Days 60 and 61, 2023 North Atlantic Adventure
Monday and Tuesday, July 10 and 11, 2023; Grundarfjørður, Iceland, and at sea.
Being a news hound from way back, on Monday I had one eye on the internet, watching for signs of a predicted volcanic eruption on the Reykjanes Peninsula just a few kilometers southwest of Reykjovik, our weekend port. And just as we were weighing anchor and leaving the small town of Grundarfjørður, the eruption began. It wasn’t a cataclysmic blow, but rather a long vent along the ground, pouring out steam, toxic gases and lava. Land lay between us and the volcano, perhaps 75 miles away, so we couldn’t see anything.
All the dramatic volcano photos I could find online are under copyright protection, so I’ll just link to a news source. If you want more, just Goggle “Iceland volcano.” Fortunately, it doesn’t seem to have (yet) caused much damage or affected air travel to Europe.
Even though this is my third visit to Iceland, it’s the first time I’ve been to the Snaefellsnes Peninsula on the west side of the Island. Snæfellsjökull volcano, now covered in a glacier, dominates the landscape. I took a morning tour that circled the peninsula, giving us views of the majestic mountain from every side.
We traveled through lava fields that were somewhat reminiscent of my spring tour on Lanzarote in the Canary Islands. Our tour included a walk along the cliffs to the harbor in Arnarstapi, where we saw Gatklettur, or Arch Rock.
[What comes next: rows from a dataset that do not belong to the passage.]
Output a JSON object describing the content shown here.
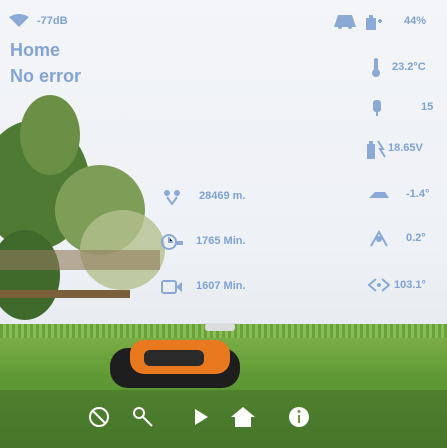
{
  "status": {
    "wifi_signal": "-77dB",
    "battery_percent": "44%",
    "location": "Home",
    "error": "No error"
  },
  "sensors": {
    "temperature": "23.2°C",
    "blade_speed": "15",
    "voltage": "18.65V",
    "pitch": "-1.4°",
    "roll": "0.2°",
    "yaw": "103.1°"
  },
  "stats": {
    "distance": "28469 m.",
    "blade_time": "1765 Min.",
    "work_time": "1607 Min."
  },
  "colors": {
    "accent": "#8aa9d4",
    "nav_icon": "#ffffff"
  },
  "nav": {
    "items": [
      {
        "icon": "zone-icon"
      },
      {
        "icon": "mow-icon"
      },
      {
        "icon": "play-icon"
      },
      {
        "icon": "home-icon"
      },
      {
        "icon": "info-icon"
      }
    ]
  }
}
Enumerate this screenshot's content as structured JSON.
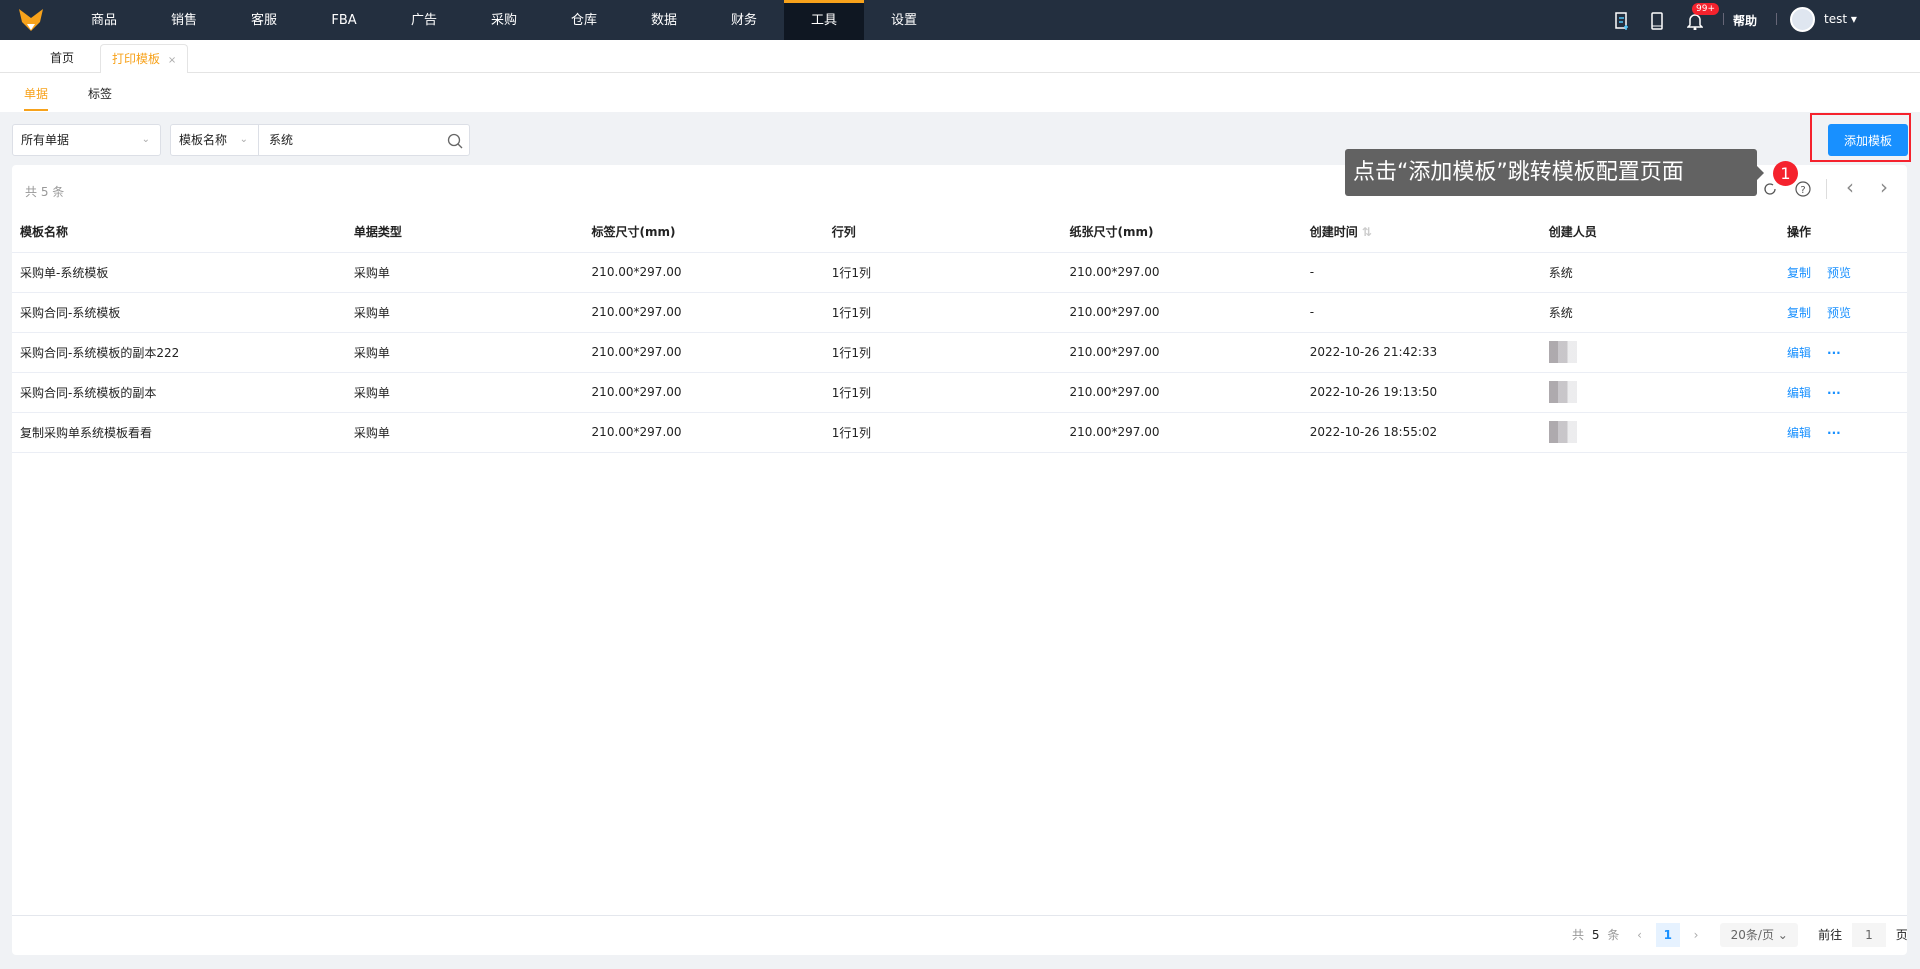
{
  "nav": {
    "items": [
      "商品",
      "销售",
      "客服",
      "FBA",
      "广告",
      "采购",
      "仓库",
      "数据",
      "财务",
      "工具",
      "设置"
    ],
    "active": 9,
    "help": "帮助",
    "user": "test",
    "badge": "99+"
  },
  "tabs": {
    "home": "首页",
    "current": "打印模板",
    "close": "×"
  },
  "subtabs": [
    "单据",
    "标签"
  ],
  "filters": {
    "type": "所有单据",
    "field": "模板名称",
    "search_value": "系统"
  },
  "add_button": "添加模板",
  "tooltip": {
    "text": "点击“添加模板”跳转模板配置页面",
    "step": "1"
  },
  "summary": "共 5 条",
  "columns": [
    "模板名称",
    "单据类型",
    "标签尺寸(mm)",
    "行列",
    "纸张尺寸(mm)",
    "创建时间",
    "创建人员",
    "操作"
  ],
  "rows": [
    {
      "name": "采购单-系统模板",
      "type": "采购单",
      "label": "210.00*297.00",
      "grid": "1行1列",
      "paper": "210.00*297.00",
      "time": "-",
      "creator": "系统",
      "actions": [
        "复制",
        "预览"
      ]
    },
    {
      "name": "采购合同-系统模板",
      "type": "采购单",
      "label": "210.00*297.00",
      "grid": "1行1列",
      "paper": "210.00*297.00",
      "time": "-",
      "creator": "系统",
      "actions": [
        "复制",
        "预览"
      ]
    },
    {
      "name": "采购合同-系统模板的副本222",
      "type": "采购单",
      "label": "210.00*297.00",
      "grid": "1行1列",
      "paper": "210.00*297.00",
      "time": "2022-10-26 21:42:33",
      "creator": "",
      "actions": [
        "编辑",
        "···"
      ]
    },
    {
      "name": "采购合同-系统模板的副本",
      "type": "采购单",
      "label": "210.00*297.00",
      "grid": "1行1列",
      "paper": "210.00*297.00",
      "time": "2022-10-26 19:13:50",
      "creator": "",
      "actions": [
        "编辑",
        "···"
      ]
    },
    {
      "name": "复制采购单系统模板看看",
      "type": "采购单",
      "label": "210.00*297.00",
      "grid": "1行1列",
      "paper": "210.00*297.00",
      "time": "2022-10-26 18:55:02",
      "creator": "",
      "actions": [
        "编辑",
        "···"
      ]
    }
  ],
  "pagination": {
    "total_prefix": "共",
    "total": "5",
    "total_suffix": "条",
    "page": "1",
    "page_size": "20条/页",
    "goto": "前往",
    "goto_value": "1",
    "page_suffix": "页"
  },
  "colors": {
    "accent": "#f7a21b",
    "primary": "#1890ff",
    "nav": "#232f3f",
    "highlight": "#f5222d"
  }
}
Birds nested all along the cliffs, and I wished I had brought my 60x optical zoom camera – the iPhone doesn’t do them justice.
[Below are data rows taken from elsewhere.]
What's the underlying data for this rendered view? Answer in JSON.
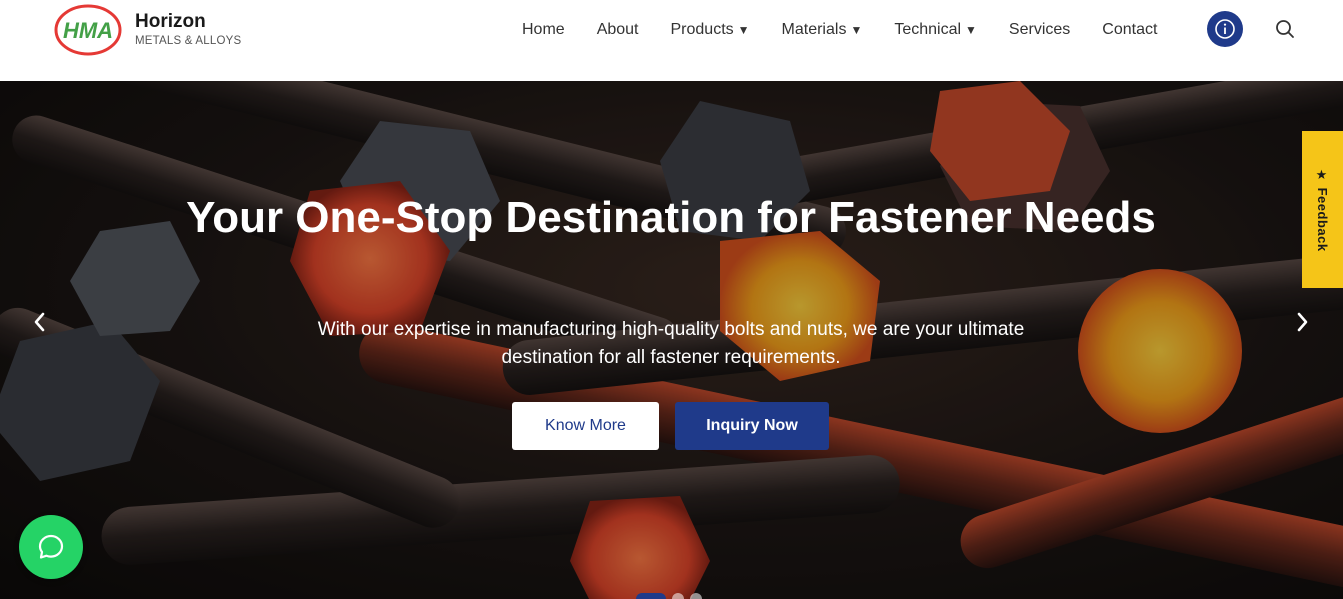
{
  "brand": {
    "name": "Horizon",
    "subtitle": "METALS & ALLOYS",
    "logo_text": "HMA"
  },
  "nav": {
    "items": [
      {
        "label": "Home",
        "dropdown": false
      },
      {
        "label": "About",
        "dropdown": false
      },
      {
        "label": "Products",
        "dropdown": true
      },
      {
        "label": "Materials",
        "dropdown": true
      },
      {
        "label": "Technical",
        "dropdown": true
      },
      {
        "label": "Services",
        "dropdown": false
      },
      {
        "label": "Contact",
        "dropdown": false
      }
    ],
    "caret": "▼",
    "info_icon": "info-icon",
    "search_icon": "search-icon"
  },
  "hero": {
    "title": "Your One-Stop Destination for Fastener Needs",
    "subtitle": "With our expertise in manufacturing high-quality bolts and nuts, we are your ultimate destination for all fastener requirements.",
    "know_more_label": "Know More",
    "inquiry_label": "Inquiry Now",
    "active_slide": 1,
    "slide_count": 3
  },
  "feedback": {
    "label": "★ Feedback"
  },
  "colors": {
    "primary": "#1f3a8a",
    "feedback": "#f5c518",
    "whatsapp": "#25d366",
    "logo_green": "#4caf50",
    "logo_red": "#e53935"
  }
}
At Djúpalónssandur I opted not to join the long line for the hike down to the black lava and sand pebble beach. Those who did could try lifting large stones that once were used to judge the strength of men seeking work on fishing boats. The stones are known as Fullsterkur (full-strength, 154 kg), Hálfsterkur (half-strength, 100 kg), Hálfdrættingur (weakling, 54 kg) and Amlóði (useless, 23 kg). The remains of a shipwrecked fishing trawler still lie on the beach.
Our weather fortune continued, and we took advantage. Even the polar bear by the Lido pool seemed to enjoy the open roof as we sat at anchor under the snow-capped Snæfellsjökull.
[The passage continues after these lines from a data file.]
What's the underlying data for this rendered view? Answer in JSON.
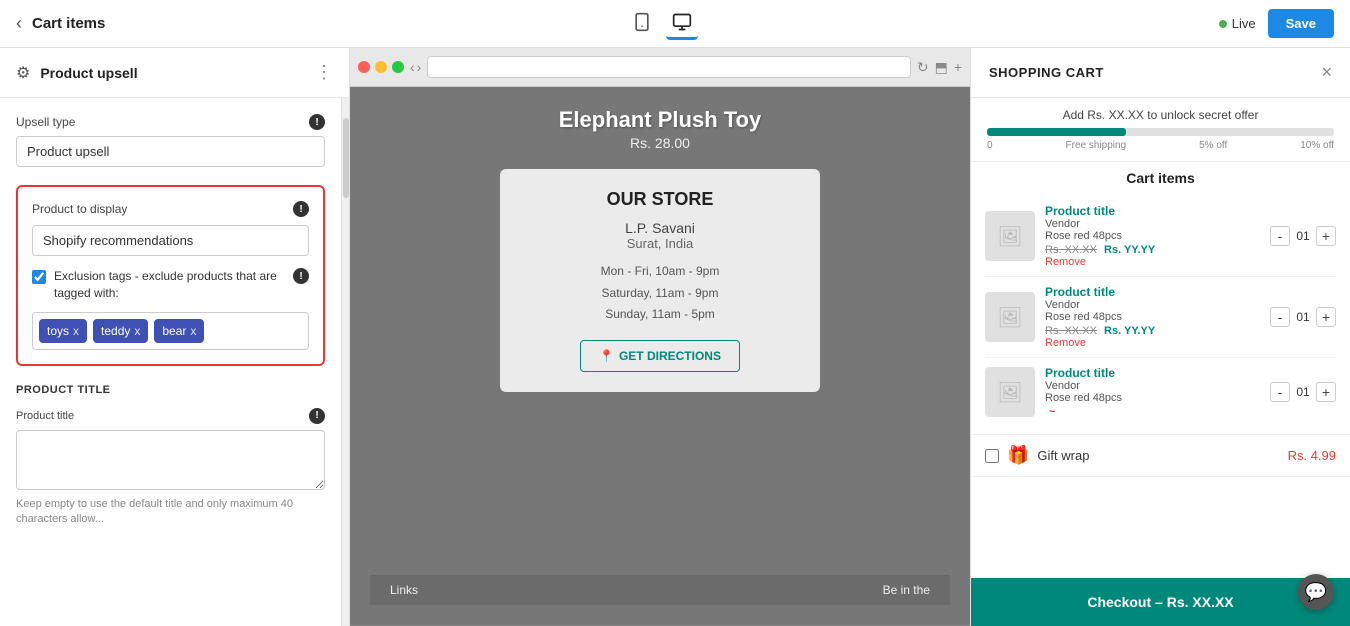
{
  "topbar": {
    "back_label": "‹",
    "title": "Cart items",
    "live_label": "Live",
    "save_label": "Save"
  },
  "left_panel": {
    "section_title": "Product upsell",
    "upsell_type_label": "Upsell type",
    "upsell_type_info": "!",
    "upsell_type_value": "Product upsell",
    "product_display_label": "Product to display",
    "product_display_info": "!",
    "product_display_value": "Shopify recommendations",
    "exclusion_checkbox_label": "Exclusion tags - exclude products that are tagged with:",
    "exclusion_info": "!",
    "tags": [
      {
        "label": "toys"
      },
      {
        "label": "teddy"
      },
      {
        "label": "bear"
      }
    ],
    "product_title_section": "PRODUCT TITLE",
    "product_title_label": "Product title",
    "product_title_info": "!",
    "product_title_placeholder": "",
    "product_title_hint": "Keep empty to use the default title and only maximum 40 characters allow..."
  },
  "preview": {
    "product_name": "Elephant Plush Toy",
    "product_price": "Rs. 28.00",
    "store_title": "OUR STORE",
    "store_name": "L.P. Savani",
    "store_location": "Surat, India",
    "hours_1": "Mon - Fri, 10am - 9pm",
    "hours_2": "Saturday, 11am - 9pm",
    "hours_3": "Sunday, 11am - 5pm",
    "directions_label": "GET DIRECTIONS",
    "footer_links": "Links",
    "footer_be": "Be in the"
  },
  "cart_panel": {
    "title": "SHOPPING CART",
    "close_label": "×",
    "unlock_text": "Add Rs. XX.XX to unlock secret offer",
    "progress_labels": [
      "0",
      "Free shipping",
      "5% off",
      "10% off"
    ],
    "cart_items_title": "Cart items",
    "items": [
      {
        "title": "Product title",
        "vendor": "Vendor",
        "variant": "Rose red 48pcs",
        "price_original": "Rs. XX.XX",
        "price_sale": "Rs. YY.YY",
        "qty": "01",
        "remove": "Remove"
      },
      {
        "title": "Product title",
        "vendor": "Vendor",
        "variant": "Rose red 48pcs",
        "price_original": "Rs. XX.XX",
        "price_sale": "Rs. YY.YY",
        "qty": "01",
        "remove": "Remove"
      },
      {
        "title": "Product title",
        "vendor": "Vendor",
        "variant": "Rose red 48pcs",
        "price_original": "",
        "price_sale": "~",
        "qty": "01",
        "remove": ""
      }
    ],
    "gift_wrap_label": "Gift wrap",
    "gift_wrap_price": "Rs. 4.99",
    "checkout_label": "Checkout – Rs. XX.XX"
  }
}
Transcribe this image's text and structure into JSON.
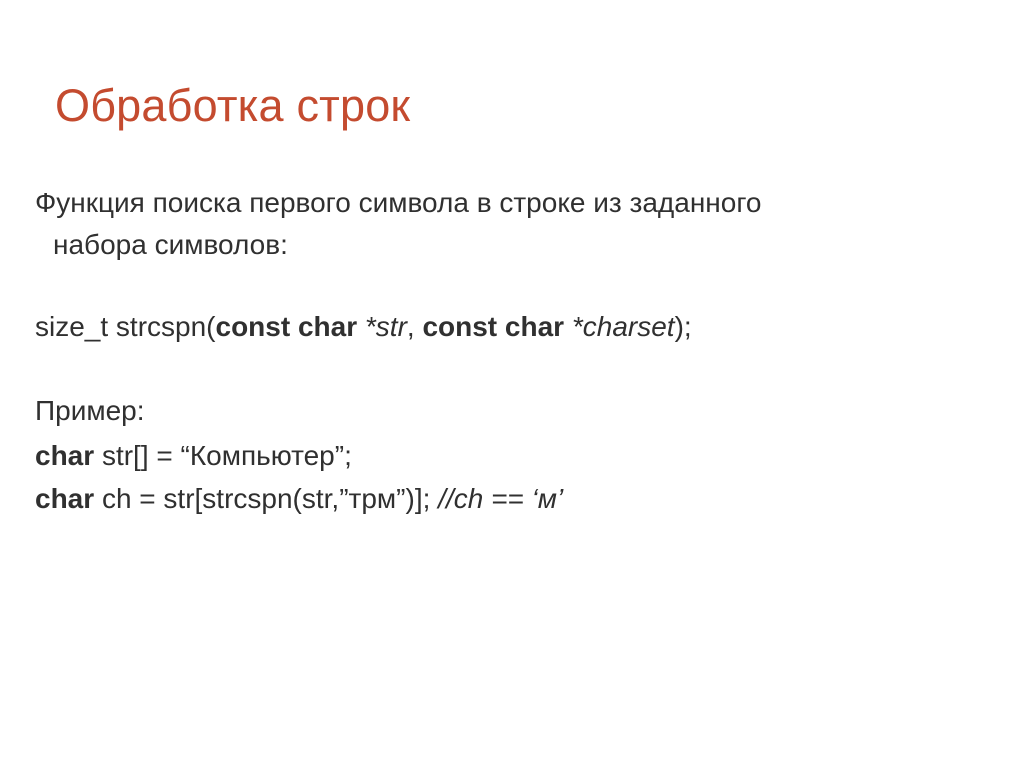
{
  "title": "Обработка строк",
  "intro_line1": "Функция поиска первого символа в строке из заданного",
  "intro_line2": "набора символов:",
  "sig": {
    "p1": "size_t strcspn(",
    "kw1": "const char ",
    "arg1": "*str",
    "sep": ", ",
    "kw2": "const char ",
    "arg2": "*charset",
    "p2": ");"
  },
  "example_label": "Пример:",
  "line1": {
    "kw": "char ",
    "rest": "str[] = “Компьютер”;"
  },
  "line2": {
    "kw": "char ",
    "mid": "ch = str[strcspn(str,”трм”)]; ",
    "comment": "//ch == ‘м’"
  }
}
From Iceland we are continuing our sail west toward the southern tip of Greenland. This is familiar territory for me, but not these smooth seas. Last time I sailed this way we had large rolling seas, recorded at 10 degrees of roll at their worst. Dessert plates and wine bottles went flying. I wrote all about it.
With the smooth seas I am spending more time in the afternoon completing my sketches. I am almost finished with the current sketchbook (number five since January), but my previous two books are probably not half full. I’ve ordered another nine sketchbooks for my fall and winter of sailing.
My highlight today was the sea day Mariner Lunch, and more specifically the Medallion Ceremony. I was the only passenger this cruise to receive a Platinum Medallion – for 700 days at sea. Others received Gold (500 days) and Silver (300). They usually deliver the 100-day Bronze medallions to the staterooms. Captain Friso Kramer and Hotel Director Glenn Cowley made the presentation.
Many people understandably confuse the Medallion and Mariner programs. Mariner is a loyalty point program with rewards, and points are based not only on the number of days sailed, but also on onboard spending, with bonus points for booking suites. Medallions are simply for sailing days and carry no benefits. At 700 days, I’m just halfway to President’s Club, the granddaddy of them all, for 1,400 sailing days. We have a half-dozen President’s Club members on board.
I doubt I will wear the medallion again, but for now it is hanging on my stateroom wall. No, I will not attempt to add up the cost of all the cruises that contributed to this achievement.